Although Bitcoin now has a first-mover benefit, the cryptocurrency market has a very low barrier to entry. For blockchain — the digital and decentralized ledger that records transactions — to be built and a digital token to be tied to the network, all that is required is time and coding skills. There’s nothing special about bitcoin’s blockchain that other companies couldn’t match.
- There are few physical methods for valuing bitcoin.
Another issue with bitcoin is that it has no measurable value as an asset. For example, if you wish to acquire stock in a publicly listed firm, you may examine its income statement and balance sheet, learn about industry-wide catalysts, and listen to management comments from recent conference calls and presentations. To put it another way, you can make an educated judgment.
- Theft/fraud is a big problem.
Although cryptocurrencies are far from the sole asset targeted by thieves, bitcoin raises substantial worries about fraud and theft.

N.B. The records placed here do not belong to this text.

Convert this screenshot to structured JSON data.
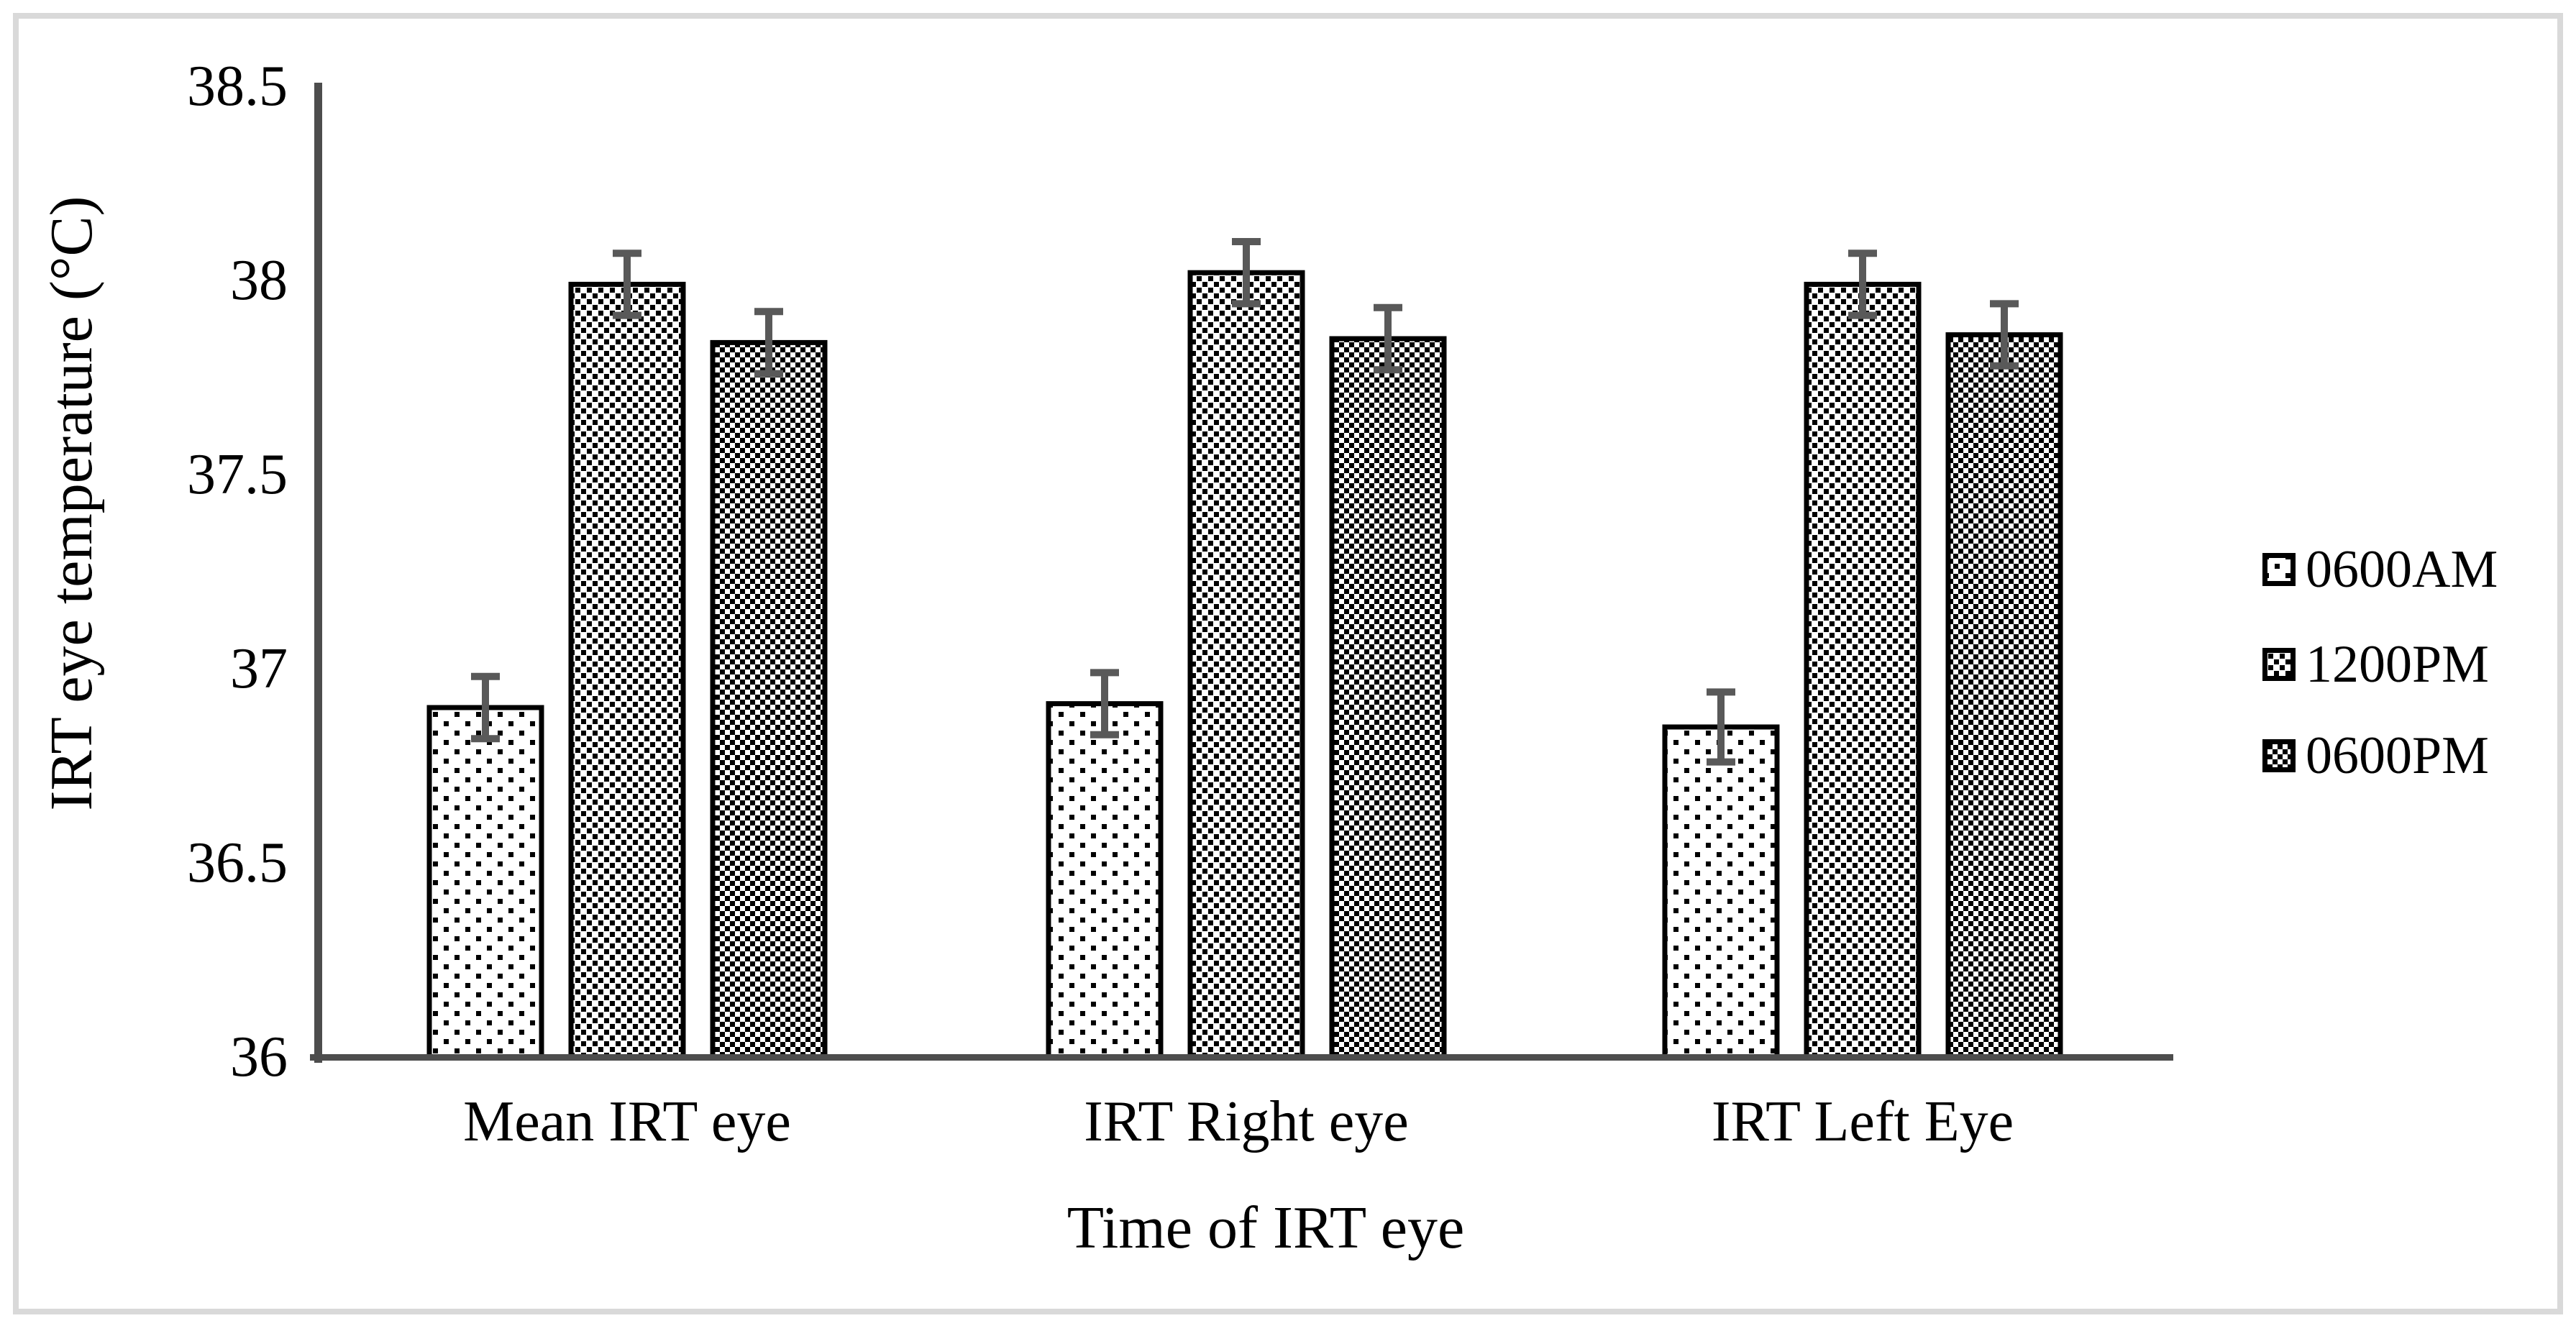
{
  "chart_data": {
    "type": "bar",
    "title": "",
    "categories": [
      "Mean IRT eye",
      "IRT Right eye",
      "IRT Left Eye"
    ],
    "series": [
      {
        "name": "0600AM",
        "pattern": "sparse-dots",
        "values": [
          36.9,
          36.91,
          36.85
        ],
        "errors": [
          0.08,
          0.08,
          0.09
        ]
      },
      {
        "name": "1200PM",
        "pattern": "dense-dots",
        "values": [
          37.99,
          38.02,
          37.99
        ],
        "errors": [
          0.08,
          0.08,
          0.08
        ]
      },
      {
        "name": "0600PM",
        "pattern": "checkerboard",
        "values": [
          37.84,
          37.85,
          37.86
        ],
        "errors": [
          0.08,
          0.08,
          0.08
        ]
      }
    ],
    "xlabel": "Time of IRT eye",
    "ylabel": "IRT eye temperature (°C)",
    "ylim": [
      36,
      38.5
    ],
    "ytick_step": 0.5,
    "yticks": [
      "36",
      "36.5",
      "37",
      "37.5",
      "38",
      "38.5"
    ],
    "grid": false,
    "legend_position": "right",
    "bar_fill": "#ffffff",
    "bar_stroke": "#000000",
    "error_bar_color": "#595959",
    "axis_color": "#4d4d4d",
    "text_color": "#000000",
    "frame_color": "#d9d9d9"
  }
}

For example, inexperienced bitcoin investors may not realize the need of storing their tokens in a digital wallet, leaving them vulnerable to theft by hackers.
Moreover, various blogs and media have speculated that North Korea has turned to bitcoin mining and fraud to get money into its restricted economy. Bitcoin is often regarded as the “currency” of choice for organized crime.
- There are no rules.
Bitcoin is an uncontrolled asset as well. Although the lack of regulation is a selling factor for today’s crypto investors since it allows for some anonymity, it is bad news if something goes wrong. The Securities and Exchange Commission is restricted in what it can do if your digital tokens are ever seized because the mass of cryptocurrency trading and transactions take place outside of the United States’ boundaries.